Date of Award

5-2008

Document Type

Thesis

Degree Name

Master of Arts (MA)

Legacy Department

English

Committee Chair/Advisor

Koon, William

Committee Member

Manganelli , Kimberly

Committee Member

Woodell , Harold

Abstract

Though best known for his Western works that have been read widely in the literary community and adapted to film, Cormac McCarthy is rarely discussed in terms of his contribution to Southern literature. However, his first four novels--The Orchard Keeper, Outer Dark, Child of God, and Suttree--are set in the mountainous area around Knoxville, Tennessee. In this setting, McCarthy traces the change of the South and humanity from its agrarian, showing the violent and gothic nature of a modernizing society.
In considering the struggle between the old and new South as presented in the characters of The Orchard Keeper, the psychological and religious turmoil of the characters in Outer Dark and Child of God, and the rapidly approaching urbanization of the South in Suttree, McCarthy forces his readers to recognize the changing society and its effects on humanity both in the South and throughout the world.
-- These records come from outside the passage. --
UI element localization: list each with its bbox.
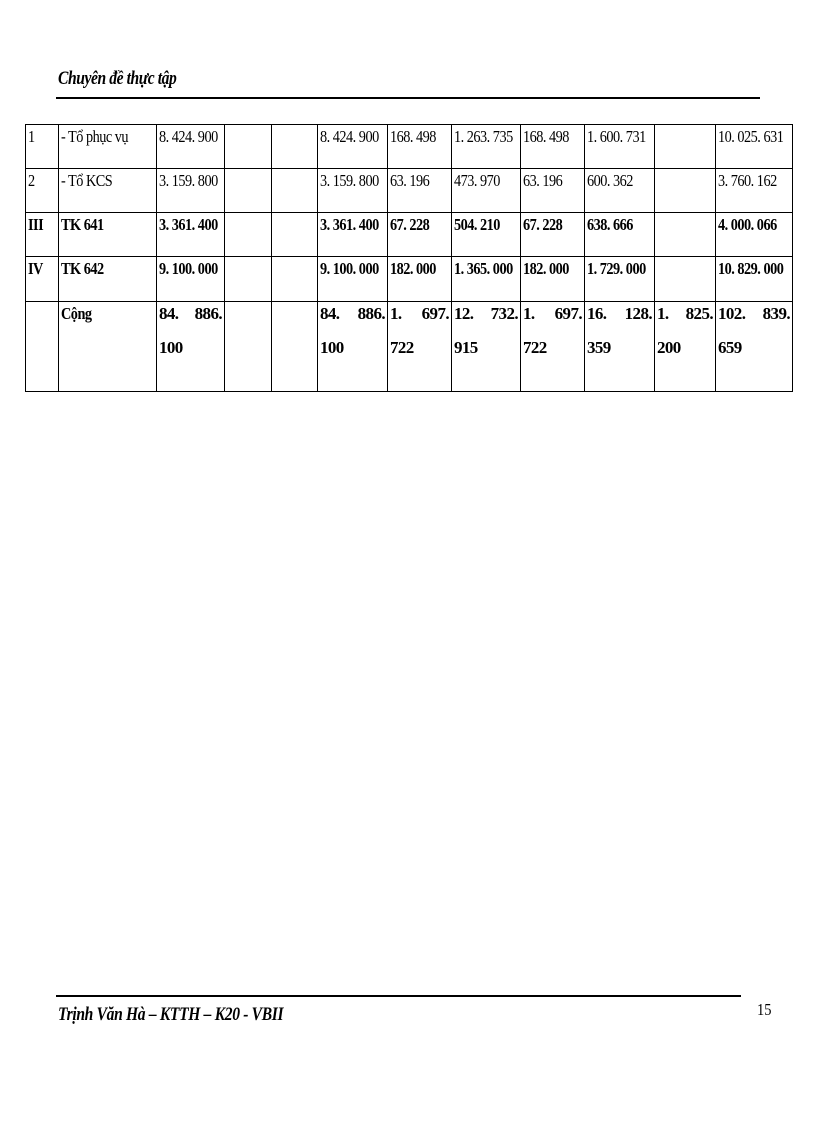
table-cell: 8. 424. 900 (318, 125, 388, 169)
table-cell: 2 (26, 169, 59, 213)
table-cell: 1. 697. 722 (521, 302, 585, 392)
table-cell (225, 125, 272, 169)
table-cell: 168. 498 (388, 125, 452, 169)
table-cell (655, 125, 716, 169)
table-cell: 504. 210 (452, 213, 521, 257)
table-cell (272, 257, 318, 302)
table-cell: 1. 825. 200 (655, 302, 716, 392)
table-cell: 67. 228 (521, 213, 585, 257)
table-cell: 1. 263. 735 (452, 125, 521, 169)
page-number: 15 (757, 1000, 772, 1019)
table-cell (26, 302, 59, 392)
table-cell: 102. 839. 659 (716, 302, 793, 392)
table-cell: 182. 000 (521, 257, 585, 302)
table-cell: 3. 361. 400 (318, 213, 388, 257)
table-cell-total-label: Cộng (59, 302, 157, 392)
table-cell: IV (26, 257, 59, 302)
page-header-title: Chuyên đề thực tập (58, 68, 177, 89)
table-cell: 9. 100. 000 (318, 257, 388, 302)
table-cell: 1. 365. 000 (452, 257, 521, 302)
table-cell: 10. 025. 631 (716, 125, 793, 169)
table-cell (655, 257, 716, 302)
table-cell: TK 642 (59, 257, 157, 302)
table-cell (655, 169, 716, 213)
table-cell: 10. 829. 000 (716, 257, 793, 302)
table-cell: 67. 228 (388, 213, 452, 257)
table-cell: 3. 760. 162 (716, 169, 793, 213)
table-cell: 3. 361. 400 (157, 213, 225, 257)
table-cell: 16. 128. 359 (585, 302, 655, 392)
table-row (26, 213, 793, 257)
table-cell: 182. 000 (388, 257, 452, 302)
table-cell: 1 (26, 125, 59, 169)
header-divider (56, 97, 760, 99)
table-cell (272, 302, 318, 392)
table-cell (655, 213, 716, 257)
table-cell (272, 213, 318, 257)
table-row (26, 125, 793, 169)
table-row-total (26, 302, 793, 392)
footer-divider (56, 995, 741, 997)
table-row (26, 169, 793, 213)
table-cell: 84. 886. 100 (318, 302, 388, 392)
footer-author: Trịnh Văn Hà – KTTH – K20 - VBII (58, 1004, 284, 1025)
table-cell (225, 302, 272, 392)
table-cell: 9. 100. 000 (157, 257, 225, 302)
table-cell (272, 169, 318, 213)
table-row (26, 257, 793, 302)
table-cell: 63. 196 (521, 169, 585, 213)
table-cell: 3. 159. 800 (157, 169, 225, 213)
table-cell: TK 641 (59, 213, 157, 257)
table-cell: 3. 159. 800 (318, 169, 388, 213)
table-cell: 1. 697. 722 (388, 302, 452, 392)
table-cell (225, 169, 272, 213)
table-cell (225, 213, 272, 257)
table-cell: - Tổ phục vụ (59, 125, 157, 169)
table-cell: 63. 196 (388, 169, 452, 213)
table-cell: 12. 732. 915 (452, 302, 521, 392)
table-cell: 638. 666 (585, 213, 655, 257)
table-cell: 1. 600. 731 (585, 125, 655, 169)
cost-allocation-table (25, 124, 793, 392)
table-cell: 8. 424. 900 (157, 125, 225, 169)
table-cell: III (26, 213, 59, 257)
table-cell: 4. 000. 066 (716, 213, 793, 257)
table-cell: 1. 729. 000 (585, 257, 655, 302)
table-cell: 84. 886. 100 (157, 302, 225, 392)
table-cell: 168. 498 (521, 125, 585, 169)
table-cell: 473. 970 (452, 169, 521, 213)
table-cell (272, 125, 318, 169)
table-cell: - Tổ KCS (59, 169, 157, 213)
table-cell (225, 257, 272, 302)
table-cell: 600. 362 (585, 169, 655, 213)
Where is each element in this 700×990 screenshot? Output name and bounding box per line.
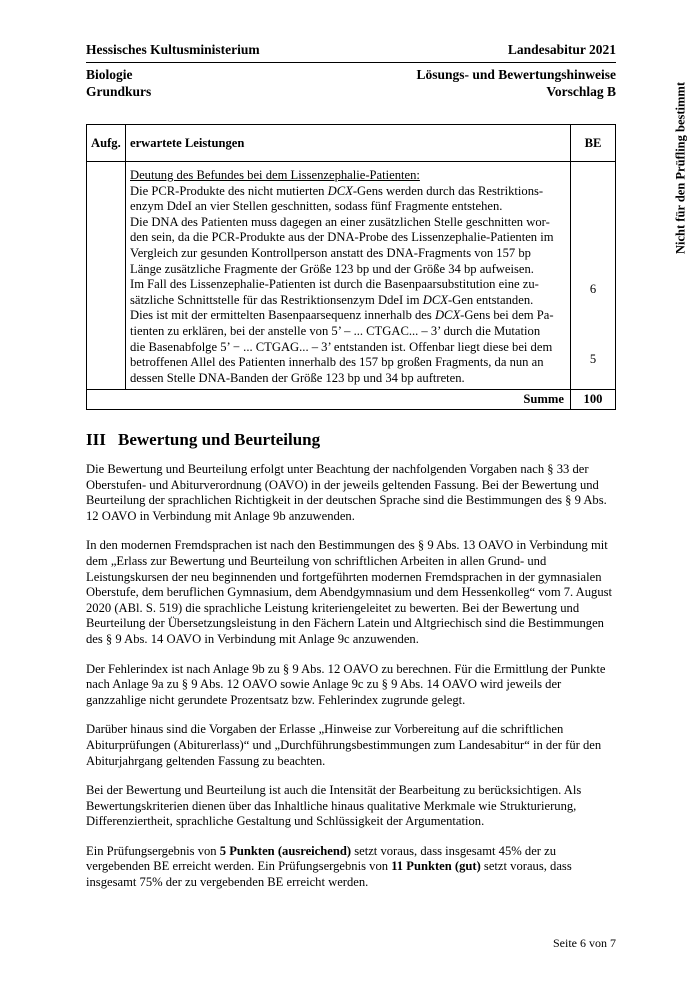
text-line: [130, 246, 566, 262]
sum-row: [87, 390, 616, 410]
text-line: [130, 293, 566, 309]
leistung-cell: [126, 162, 571, 390]
text-line: [130, 199, 566, 215]
paragraph: [86, 538, 616, 647]
text-segment: Die DNA des Patienten muss dagegen an einer zusätzlichen Stelle geschnitten wor-: [130, 214, 550, 229]
table-row: [87, 162, 616, 390]
paragraph: [86, 844, 616, 891]
text-segment: Darüber hinaus sind die Vorgaben der Erlasse „Hinweise zur Vorbereitung auf die schriftlichen Abiturprüfungen (Abiturerlass)“ und „Durchführungsbestimmungen zum Landesabitur“ in der für den Abiturjahrgang geltenden Fassung zu beachten.: [86, 722, 602, 768]
text-segment: DCX: [434, 308, 461, 323]
text-line: [130, 230, 566, 246]
text-line: [130, 262, 566, 278]
row-text: [130, 184, 566, 387]
text-segment: DCX: [422, 292, 448, 307]
text-line: [130, 215, 566, 231]
text-segment: Die Bewertung und Beurteilung erfolgt unter Beachtung der nachfolgenden Vorgaben nach § 33 der Oberstufen- und Abiturverordnung (OAVO) in der jeweils geltenden Fassung. Bei der Bewertung und Beurteilung der sprachlichen Richtigkeit in der deutschen Sprache sind die Bestimmungen des § 9 Abs. 12 OAVO in Verbindung mit Anlage 9b anzuwenden.: [86, 462, 607, 523]
exam-title: Landesabitur 2021: [507, 42, 616, 57]
header-divider: [86, 62, 616, 63]
text-segment: In den modernen Fremdsprachen ist nach den Bestimmungen des § 9 Abs. 13 OAVO in Verbindung mit dem „Erlass zur Bewertung und Beurteilung von schriftlichen Arbeiten in allen Grund- und Leistungskursen der neu beginnenden und fortgeführten modernen Fremdsprachen in der gymnasialen Oberstufe, dem beruflichen Gymnasium, dem Abendgymnasium und dem Hessenkolleg“ vom 7. August 2020 (ABl. S. 519) die sprachliche Leistung kriteriengeleitet zu bewerten. Bei der Bewertung und Beurteilung der Übersetzungsleistung in den Fächern Latein und Altgriechisch sind die Bestimmungen des § 9 Abs. 14 OAVO in Verbindung mit Anlage 9c anzuwenden.: [86, 538, 613, 646]
text-segment: Vergleich zur gesunden Kontrollperson anstatt des DNA-Fragments von 157 bp: [130, 245, 531, 260]
header-row-1: [86, 42, 616, 58]
be-value: 6: [589, 282, 597, 296]
sum-label: Summe: [87, 390, 571, 410]
col-be-header: BE: [571, 125, 616, 162]
text-segment: Dies ist mit der ermittelten Basenpaarsequenz innerhalb des: [130, 308, 435, 323]
text-line: [130, 277, 566, 293]
section-number: III: [86, 430, 106, 449]
text-line: [130, 184, 566, 200]
bold-segment: 5 Punkten (ausreichend): [219, 843, 352, 858]
course: Grundkurs: [86, 84, 152, 99]
page-number: Seite 6 von 7: [553, 936, 616, 950]
text-segment: setzt voraus, dass insgesamt 75% der zu vergebenden BE erreicht werden.: [86, 859, 572, 890]
paragraph: [86, 783, 616, 830]
text-line: [130, 340, 566, 356]
text-segment: -Gens bei dem Pa-: [460, 308, 554, 323]
section-heading: [86, 430, 320, 450]
paragraph: [86, 722, 616, 769]
row-heading: Deutung des Befundes bei dem Lissenzephalie-Patienten:: [130, 168, 420, 182]
institution: Hessisches Kultusministerium: [86, 42, 260, 57]
side-note: [668, 38, 694, 298]
text-segment: die Basenabfolge 5’ − ... CTGAG... – 3’ entstanden ist. Offenbar liegt diese bei dem: [130, 339, 553, 354]
text-segment: setzt voraus, dass insgesamt 45% der zu vergebenden BE erreicht werden. Ein Prüfungsergebnis von: [86, 843, 557, 874]
text-line: [130, 371, 566, 387]
text-line: [130, 324, 566, 340]
col-leistungen-header: erwartete Leistungen: [126, 125, 571, 162]
text-segment: dessen Stelle DNA-Banden der Größe 123 bp und 34 bp auftreten.: [130, 370, 465, 385]
bold-segment: 11 Punkten (gut): [391, 859, 481, 874]
sum-value: 100: [571, 390, 616, 410]
text-segment: -Gens werden durch das Restriktions-: [352, 183, 544, 198]
text-segment: -Gen entstanden.: [447, 292, 534, 307]
text-segment: DCX: [327, 183, 353, 198]
text-segment: tienten zu erklären, bei der anstelle von 5’ – ... CTGAC... – 3’ durch die Mutation: [130, 323, 541, 338]
results-table: [86, 124, 616, 410]
side-note-text: Nicht für den Prüfling bestimmt: [673, 82, 688, 254]
section-body: [86, 462, 616, 905]
header-row-2: [86, 67, 616, 83]
text-segment: enzym DdeI an vier Stellen geschnitten, sodass fünf Fragmente entstehen.: [130, 199, 503, 214]
header-row-3: [86, 84, 616, 100]
text-segment: Länge zusätzliche Fragmente der Größe 123 bp und der Größe 34 bp aufweisen.: [130, 261, 534, 276]
paragraph: [86, 462, 616, 524]
subject: Biologie: [86, 67, 133, 82]
text-line: [130, 308, 566, 324]
section-title: Bewertung und Beurteilung: [118, 430, 321, 449]
text-segment: sätzliche Schnittstelle für das Restriktionsenzym DdeI im: [130, 292, 423, 307]
text-segment: betroffenen Allel des Patienten innerhalb des 157 bp großen Fragments, da nun an: [130, 355, 544, 370]
text-line: [130, 355, 566, 371]
table-header-row: [87, 125, 616, 162]
proposal: Vorschlag B: [546, 84, 616, 99]
paragraph: [86, 662, 616, 709]
col-aufg-header: Aufg.: [87, 125, 126, 162]
text-segment: Im Fall des Lissenzephalie-Patienten ist durch die Basenpaarsubstitution eine zu-: [130, 277, 539, 292]
text-segment: den sein, da die PCR-Produkte aus der DNA-Probe des Lissenzephalie-Patienten im: [130, 230, 554, 245]
text-segment: Die PCR-Produkte des nicht mutierten: [130, 183, 328, 198]
text-segment: Ein Prüfungsergebnis von: [86, 843, 220, 858]
be-cell: [571, 162, 616, 390]
be-value: 5: [589, 352, 597, 366]
text-segment: Bei der Bewertung und Beurteilung ist auch die Intensität der Bearbeitung zu berücksichtigen. Als Bewertungskriterien dienen über das Inhaltliche hinaus qualitative Merkmale wie Strukturierung, Differenziertheit, sprachliche Gestaltung und Schlüssigkeit der Argumentation.: [86, 783, 582, 829]
text-segment: Der Fehlerindex ist nach Anlage 9b zu § 9 Abs. 12 OAVO zu berechnen. Für die Ermittlung der Punkte nach Anlage 9a zu § 9 Abs. 12 OAVO sowie Anlage 9c zu § 9 Abs. 14 OAVO wird jeweils der ganzzahlige nicht gerundete Prozentsatz bzw. Fehlerindex zugrunde gelegt.: [86, 661, 606, 707]
aufg-cell: [87, 162, 126, 390]
doc-type: Lösungs- und Bewertungshinweise: [416, 67, 616, 82]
McCarthy continually focuses on the nature of mankind in its questioning of God and the purpose of existence as the South turns away from ideals like closeness to community and nature. His physical and literary movement to the American West brings a change of scenery, yet the content of his novels are consistently gothic, pointing to the darkness that exists within all people, both in the South and elsewhere.
McCarthy seems to return to the South with his most recent novel, The Road, in which he finally brings a struggling society into a post-apocalyptic world where men and women reproduce strictly for the purpose of cannibalism, a world where no man can be trusted as any sense of community has been lost and where all hope of God or some greater being seems lost. Yet, McCarthy places within the darkness a little boy whose goodness is both unexpected and inexplicable, and in this boy, McCarthy gives some hope for the world.
Through his depictions of darkness in his early Southern texts, McCarthy develops the depraved nature of man, yet he masterfully depicts this ugliness of man through beautiful language. Finally, in The Road, McCarthy reveals that there may be some unforeseen light among the darkness; one must simply search for it.